Lennon a décrit la chanson comme étant une expression d’exubérance et de liberté, avec des paroles qui ne sont pas nécessairement censées avoir une signification littérale précise. Des lignes comme « Come on, come on, come on, come on / Come on is such a joy » et « The deeper you go, the higher you fly » capturent un sentiment d’énergie frénétique et de jubilation. Les paroles jouent avec des juxtapositions et des paradoxes, créant une atmosphère d’urgence et de mystère.
« Everybody’s Got Something to Hide Except Me and My Monkey » a été enregistrée par les Beatles lors de plusieurs sessions en juin 1968 aux studios EMI d’Abbey Road à Londres. L’enregistrement de la chanson est notable pour son style rock brut et énergique, marqué par des riffs de guitare percutants, une section rythmique entraînante, et une approche vocale enthousiaste. L’enregistrement est l’un des plus énergiques de The White Album, capturant une sensation de performance live avec une intensité brute.
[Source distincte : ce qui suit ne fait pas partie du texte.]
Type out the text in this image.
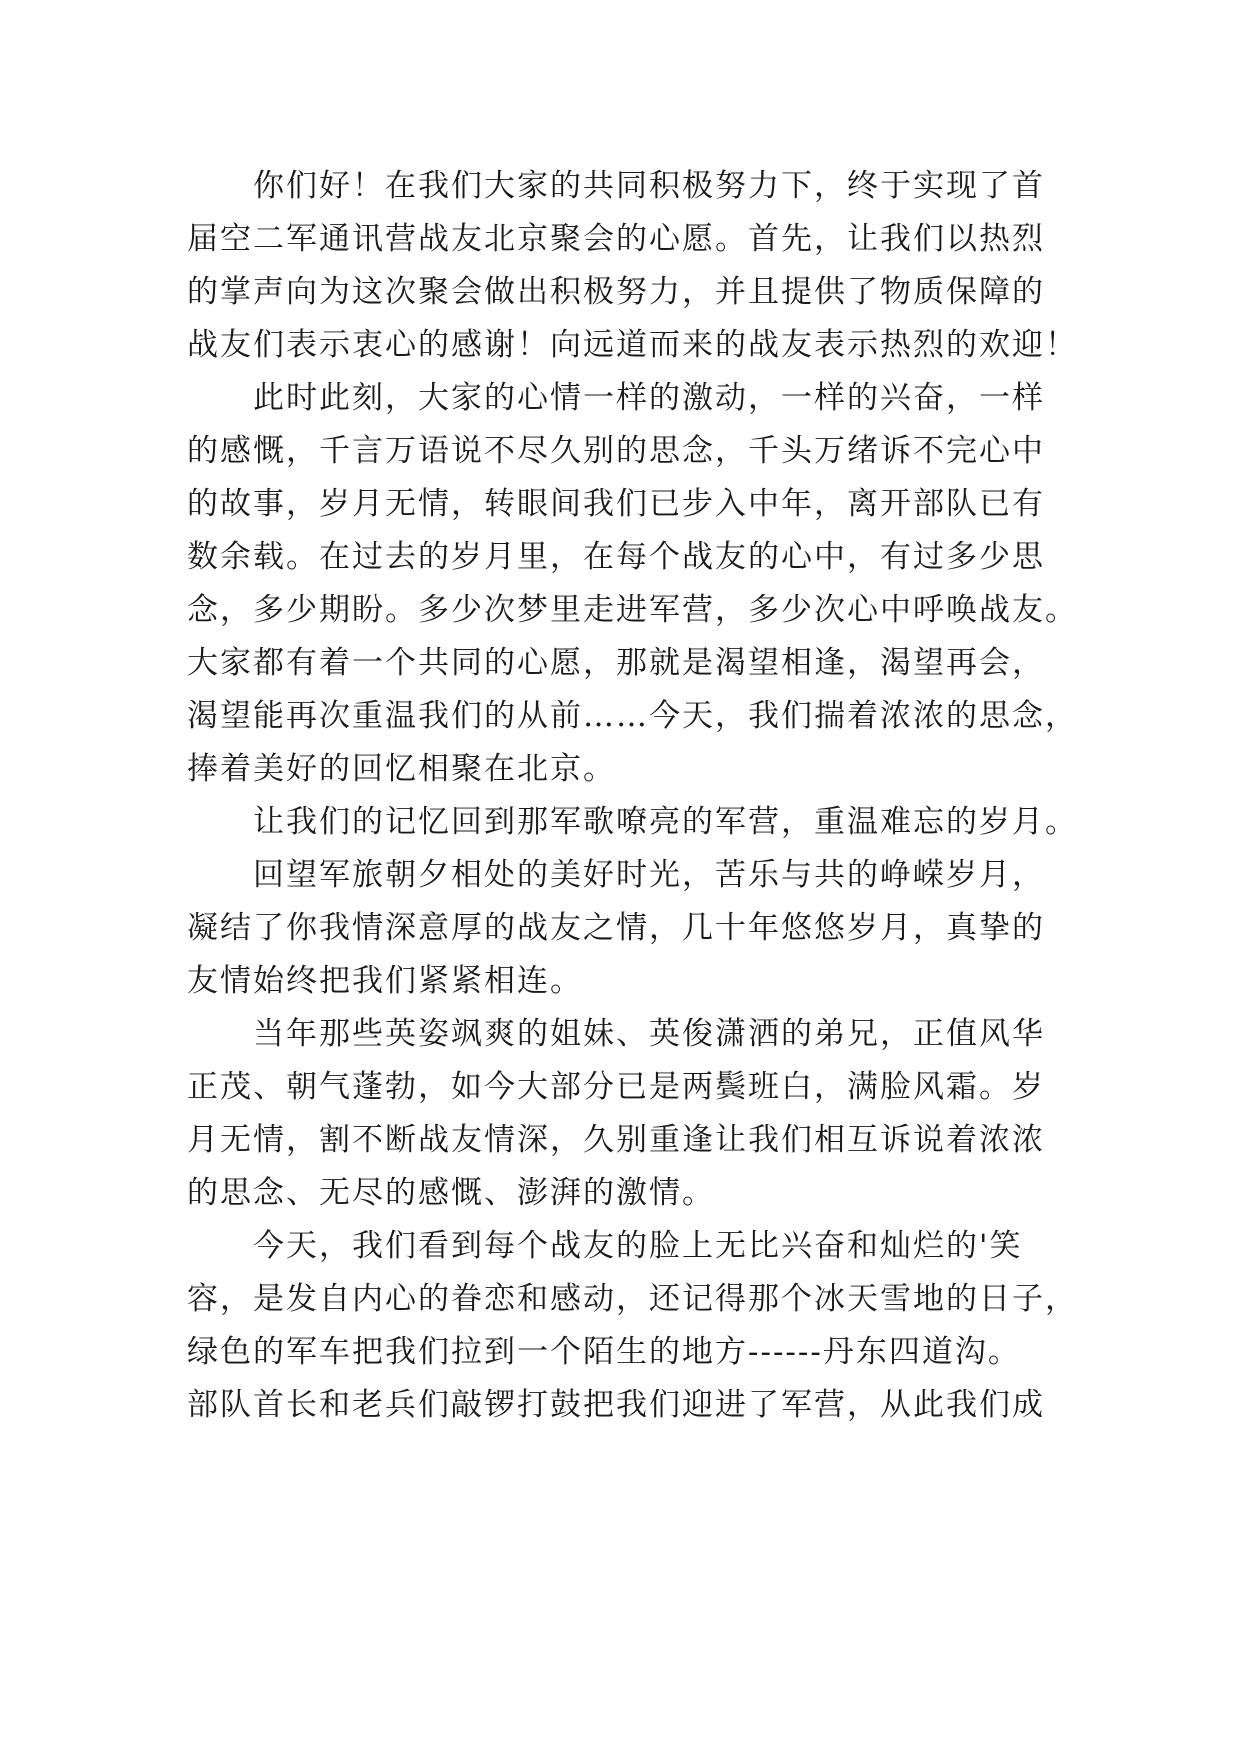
　　你们好！在我们大家的共同积极努力下，终于实现了首
届空二军通讯营战友北京聚会的心愿。首先，让我们以热烈
的掌声向为这次聚会做出积极努力，并且提供了物质保障的
战友们表示衷心的感谢！向远道而来的战友表示热烈的欢迎！
　　此时此刻，大家的心情一样的激动，一样的兴奋，一样
的感慨，千言万语说不尽久别的思念，千头万绪诉不完心中
的故事，岁月无情，转眼间我们已步入中年，离开部队已有
数余载。在过去的岁月里，在每个战友的心中，有过多少思
念，多少期盼。多少次梦里走进军营，多少次心中呼唤战友。
大家都有着一个共同的心愿，那就是渴望相逢，渴望再会，
渴望能再次重温我们的从前……今天，我们揣着浓浓的思念，
捧着美好的回忆相聚在北京。
　　让我们的记忆回到那军歌嘹亮的军营，重温难忘的岁月。
　　回望军旅朝夕相处的美好时光，苦乐与共的峥嵘岁月，
凝结了你我情深意厚的战友之情，几十年悠悠岁月，真挚的
友情始终把我们紧紧相连。
　　当年那些英姿飒爽的姐妹、英俊潇洒的弟兄，正值风华
正茂、朝气蓬勃，如今大部分已是两鬓班白，满脸风霜。岁
月无情，割不断战友情深，久别重逢让我们相互诉说着浓浓
的思念、无尽的感慨、澎湃的激情。
　　今天，我们看到每个战友的脸上无比兴奋和灿烂的'笑
容，是发自内心的眷恋和感动，还记得那个冰天雪地的日子，
绿色的军车把我们拉到一个陌生的地方------丹东四道沟。
部队首长和老兵们敲锣打鼓把我们迎进了军营，从此我们成
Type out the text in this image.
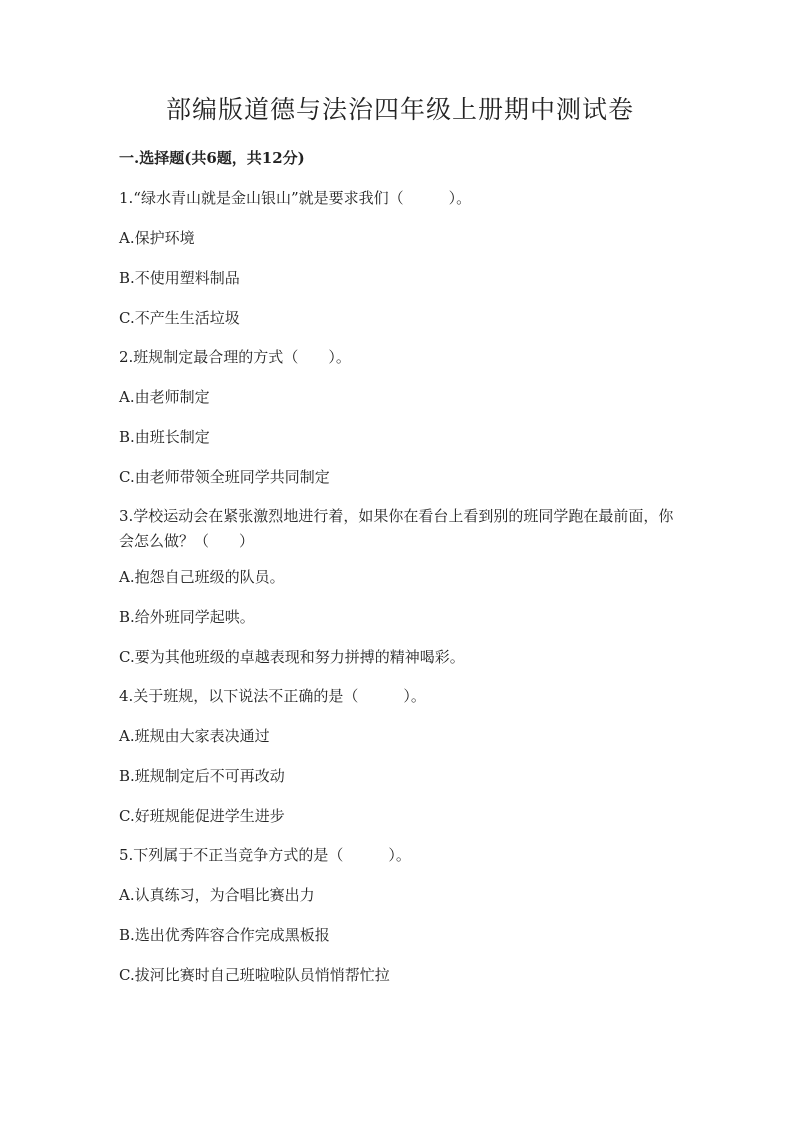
部编版道德与法治四年级上册期中测试卷
一.选择题(共6题，共12分)
1.“绿水青山就是金山银山”就是要求我们（　　　）。
A.保护环境
B.不使用塑料制品
C.不产生生活垃圾
2.班规制定最合理的方式（　　）。
A.由老师制定
B.由班长制定
C.由老师带领全班同学共同制定
3.学校运动会在紧张激烈地进行着，如果你在看台上看到别的班同学跑在最前面，你会怎么做？（　　）
A.抱怨自己班级的队员。
B.给外班同学起哄。
C.要为其他班级的卓越表现和努力拼搏的精神喝彩。
4.关于班规，以下说法不正确的是（　　　）。
A.班规由大家表决通过
B.班规制定后不可再改动
C.好班规能促进学生进步
5.下列属于不正当竞争方式的是（　　　）。
A.认真练习，为合唱比赛出力
B.选出优秀阵容合作完成黑板报
C.拔河比赛时自己班啦啦队员悄悄帮忙拉
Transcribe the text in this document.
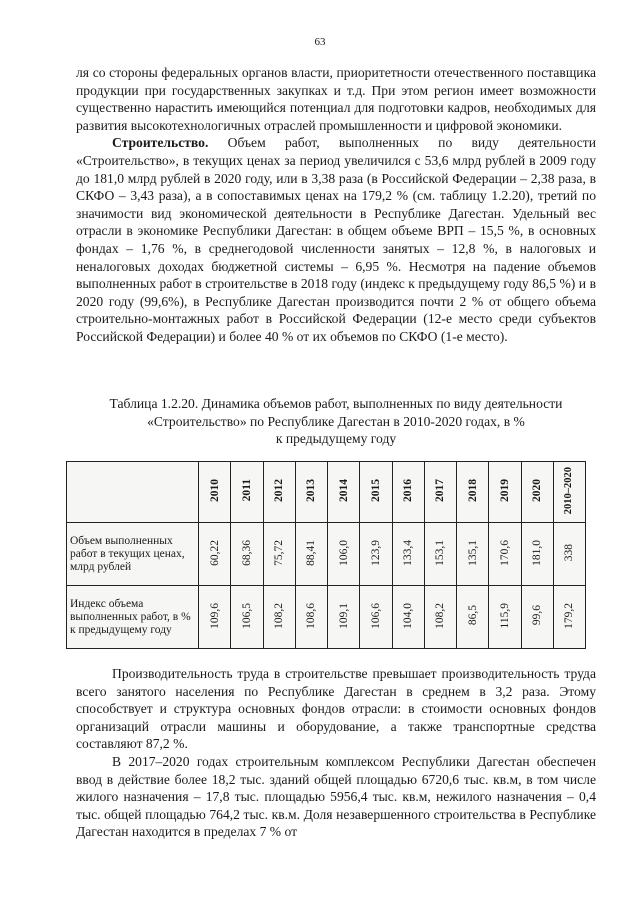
63

ля со стороны федеральных органов власти, приоритетности отечественного поставщика продукции при государственных закупках и т.д. При этом регион имеет возможности существенно нарастить имеющийся потенциал для подготовки кадров, необходимых для развития высокотехнологичных отраслей промышленности и цифровой экономики.

Строительство. Объем работ, выполненных по виду деятельности «Строительство», в текущих ценах за период увеличился с 53,6 млрд рублей в 2009 году до 181,0 млрд рублей в 2020 году, или в 3,38 раза (в Российской Федерации – 2,38 раза, в СКФО – 3,43 раза), а в сопоставимых ценах на 179,2 % (см. таблицу 1.2.20), третий по значимости вид экономической деятельности в Республике Дагестан. Удельный вес отрасли в экономике Республики Дагестан: в общем объеме ВРП – 15,5 %, в основных фондах – 1,76 %, в среднегодовой численности занятых – 12,8 %, в налоговых и неналоговых доходах бюджетной системы – 6,95 %. Несмотря на падение объемов выполненных работ в строительстве в 2018 году (индекс к предыдущему году 86,5 %) и в 2020 году (99,6%), в Республике Дагестан производится почти 2 % от общего объема строительно-монтажных работ в Российской Федерации (12-е место среди субъектов Российской Федерации) и более 40 % от их объемов по СКФО (1-е место).

Таблица 1.2.20. Динамика объемов работ, выполненных по виду деятельности
«Строительство» по Республике Дагестан в 2010-2020 годах, в %
к предыдущему году
	2010	2011	2012	2013	2014	2015	2016	2017	2018	2019	2020	2010–2020
Объем выполненных работ в текущих ценах, млрд рублей	60,22	68,36	75,72	88,41	106,0	123,9	133,4	153,1	135,1	170,6	181,0	338
Индекс объема выполненных работ, в % к предыдущему году	109,6	106,5	108,2	108,6	109,1	106,6	104,0	108,2	86,5	115,9	99,6	179,2

Производительность труда в строительстве превышает производительность труда всего занятого населения по Республике Дагестан в среднем в 3,2 раза. Этому способствует и структура основных фондов отрасли: в стоимости основных фондов организаций отрасли машины и оборудование, а также транспортные средства составляют 87,2 %.

В 2017–2020 годах строительным комплексом Республики Дагестан обеспечен ввод в действие более 18,2 тыс. зданий общей площадью 6720,6 тыс. кв.м, в том числе жилого назначения – 17,8 тыс. площадью 5956,4 тыс. кв.м, нежилого назначения – 0,4 тыс. общей площадью 764,2 тыс. кв.м. Доля незавершенного строительства в Республике Дагестан находится в пределах 7 % от
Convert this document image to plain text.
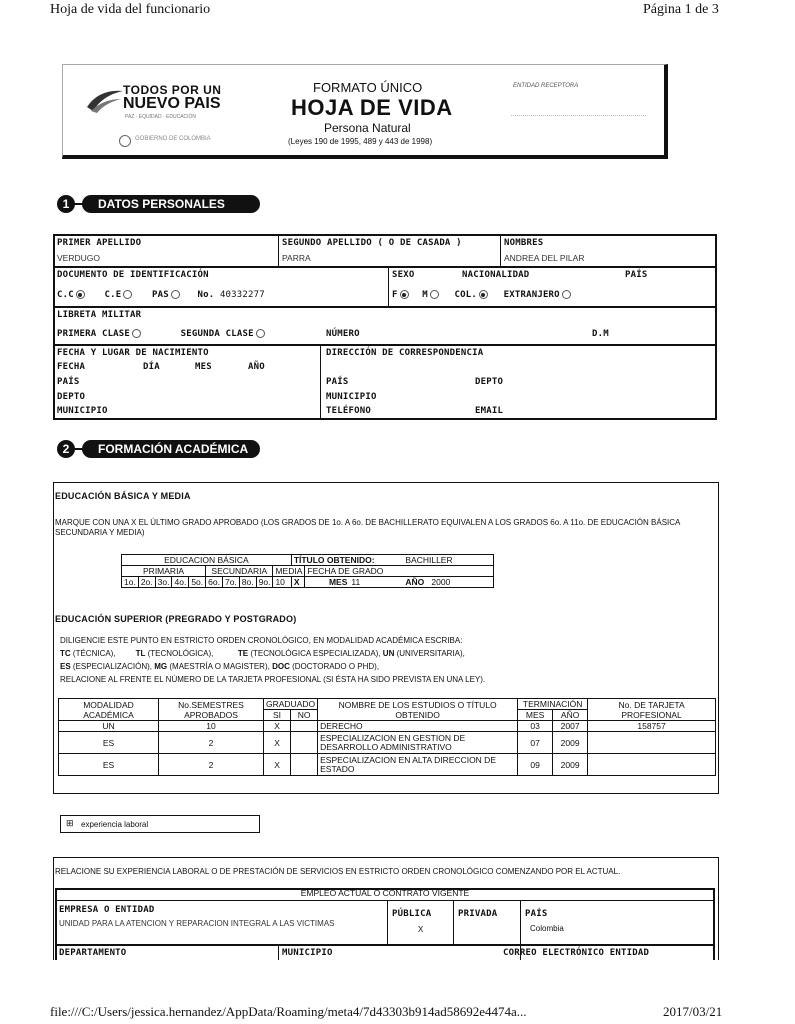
Hoja de vida del funcionario	Página 1 de 3
TODOS POR UN
NUEVO PAIS
PAZ · EQUIDAD · EDUCACIÓN
GOBIERNO DE COLOMBIA
FORMATO ÚNICO
HOJA DE VIDA
Persona Natural
(Leyes 190 de 1995, 489 y 443 de 1998)
ENTIDAD RECEPTORA
1	DATOS PERSONALES
PRIMER APELLIDO
VERDUGO
SEGUNDO APELLIDO ( O DE CASADA )
PARRA
NOMBRES
ANDREA DEL PILAR
DOCUMENTO DE IDENTIFICACIÓN
C.C	C.E	PAS	No. 40332277
SEXO	NACIONALIDAD	PAÍS
F	M	COL.	EXTRANJERO
LIBRETA MILITAR
PRIMERA CLASE	SEGUNDA CLASE	NÚMERO	D.M
FECHA Y LUGAR DE NACIMIENTO
FECHA	DÍA	MES	AÑO
PAÍS
DEPTO
MUNICIPIO
DIRECCIÓN DE CORRESPONDENCIA
PAÍS	DEPTO
MUNICIPIO
TELÉFONO	EMAIL
2	FORMACIÓN ACADÉMICA
EDUCACIÓN BÁSICA Y MEDIA
MARQUE CON UNA X EL ÚLTIMO GRADO APROBADO (LOS GRADOS DE 1o. A 6o. DE BACHILLERATO EQUIVALEN A LOS GRADOS 6o. A 11o. DE EDUCACIÓN BÁSICA SECUNDARIA Y MEDIA)
EDUCACION BÁSICA										TÍTULO OBTENIDO:			BACHILLER	
PRIMARIA					SECUNDARIA				MEDIA		FECHA DE GRADO			
1o.	2o.	3o.	4o.	5o.	6o.	7o.	8o.	9o.	10	X	MES	11	AÑO	2000
EDUCACIÓN SUPERIOR (PREGRADO Y POSTGRADO)
DILIGENCIE ESTE PUNTO EN ESTRICTO ORDEN CRONOLÓGICO, EN MODALIDAD ACADÉMICA ESCRIBA:
TC (TÉCNICA),	TL (TECNOLÓGICA),	TE (TECNOLÓGICA ESPECIALIZADA), UN (UNIVERSITARIA),
ES (ESPECIALIZACIÓN), MG (MAESTRÍA O MAGISTER), DOC (DOCTORADO O PHD),
RELACIONE AL FRENTE EL NÚMERO DE LA TARJETA PROFESIONAL (SI ÉSTA HA SIDO PREVISTA EN UNA LEY).
MODALIDAD ACADÉMICA	No.SEMESTRES APROBADOS	GRADUADO		NOMBRE DE LOS ESTUDIOS O TÍTULO OBTENIDO	TERMINACIÓN		No. DE TARJETA PROFESIONAL
		SI	NO		MES	AÑO	
UN	10	X		DERECHO	03	2007	158757
ES	2	X		ESPECIALIZACION EN GESTION DE DESARROLLO ADMINISTRATIVO	07	2009	
ES	2	X		ESPECIALIZACION EN ALTA DIRECCION DE ESTADO	09	2009	
⊞ experiencia laboral
RELACIONE SU EXPERIENCIA LABORAL O DE PRESTACIÓN DE SERVICIOS EN ESTRICTO ORDEN CRONOLÓGICO COMENZANDO POR EL ACTUAL.
EMPLEO ACTUAL O CONTRATO VIGENTE
EMPRESA O ENTIDAD
UNIDAD PARA LA ATENCION Y REPARACION INTEGRAL A LAS VICTIMAS
PÚBLICA
X
PRIVADA	PAÍS
Colombia
DEPARTAMENTO	MUNICIPIO	CORREO ELECTRÓNICO ENTIDAD
file:///C:/Users/jessica.hernandez/AppData/Roaming/meta4/7d43303b914ad58692e4474a...	2017/03/21
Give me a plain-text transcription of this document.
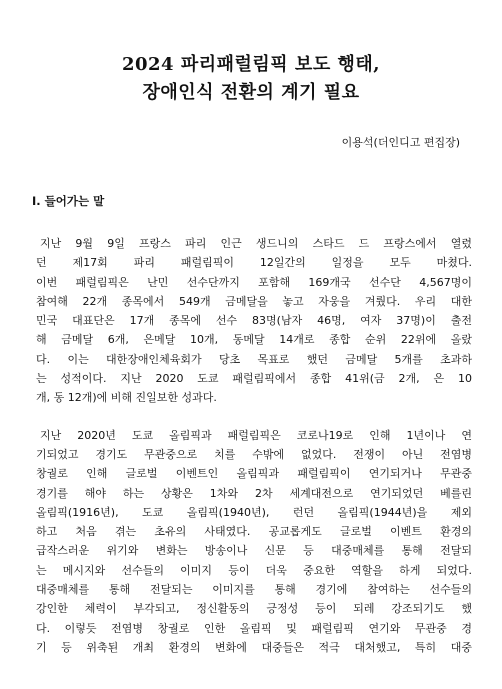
2024 파리패럴림픽 보도 행태,
장애인식 전환의 계기 필요
이용석(더인디고 편집장)
I. 들어가는 말
지난 9월 9일 프랑스 파리 인근 생드니의 스타드 드 프랑스에서 열렸
던 제17회 파리 패럴림픽이 12일간의 일정을 모두 마쳤다.
이번 패럴림픽은 난민 선수단까지 포함해 169개국 선수단 4,567명이
참여해 22개 종목에서 549개 금메달을 놓고 자웅을 겨뤘다. 우리 대한
민국 대표단은 17개 종목에 선수 83명(남자 46명, 여자 37명)이 출전
해 금메달 6개, 은메달 10개, 동메달 14개로 종합 순위 22위에 올랐
다. 이는 대한장애인체육회가 당초 목표로 했던 금메달 5개를 초과하
는 성적이다. 지난 2020 도쿄 패럴림픽에서 종합 41위(금 2개, 은 10
개, 동 12개)에 비해 진일보한 성과다.
지난 2020년 도쿄 올림픽과 패럴림픽은 코로나19로 인해 1년이나 연
기되었고 경기도 무관중으로 치를 수밖에 없었다. 전쟁이 아닌 전염병
창궐로 인해 글로벌 이벤트인 올림픽과 패럴림픽이 연기되거나 무관중
경기를 해야 하는 상황은 1차와 2차 세계대전으로 연기되었던 베를린
올림픽(1916년), 도쿄 올림픽(1940년), 런던 올림픽(1944년)을 제외
하고 처음 겪는 초유의 사태였다. 공교롭게도 글로벌 이벤트 환경의
급작스러운 위기와 변화는 방송이나 신문 등 대중매체를 통해 전달되
는 메시지와 선수들의 이미지 등이 더욱 중요한 역할을 하게 되었다.
대중매체를 통해 전달되는 이미지를 통해 경기에 참여하는 선수들의
강인한 체력이 부각되고, 정신활동의 긍정성 등이 되레 강조되기도 했
다. 이렇듯 전염병 창궐로 인한 올림픽 및 패럴림픽 연기와 무관중 경
기 등 위축된 개최 환경의 변화에 대중들은 적극 대처했고, 특히 대중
John Lennon prend la voix principale sur « Everybody’s Got Something to Hide Except Me and My Monkey, » et sa performance est souvent saluée pour son caractère vibrant et exubérant. Sa voix, pleine de dynamisme et d’énergie, correspond parfaitement au ton de la chanson, capturant l’émotion de jubilation et de liberté exprimée dans les paroles. Lennon et George Harrison jouent tous deux de la guitare électrique, ajoutant une texture rock brute et dynamique à l’arrangement. Paul McCartney joue de la basse et des cloches, ajoutant une dimension rythmique distinctive et unique à la chanson. Ringo Starr fournit un rythme de batterie puissant, contribuant à l’énergie frénétique et à l’intensité du morceau.
Musicalement, « Everybody’s Got Something to Hide Except Me and My Monkey » est construite autour d’une progression d’accords rock classique en mi majeur avec une signature rythmique en 4/4 qui donne à la chanson une sensation de mouvement constant et de dynamisme. Le riff de guitare principal, joué par Lennon et Harrison, est l’un des éléments les plus distinctifs de la chanson, créant une base sonore entraînante et énergique. Les changements de dynamique tout au long de la chanson, avec des crescendos soudains et des chutes de volume, ajoutent une dimension de tension et de surprise, renforçant l’ambiance frénétique et jubilatoire.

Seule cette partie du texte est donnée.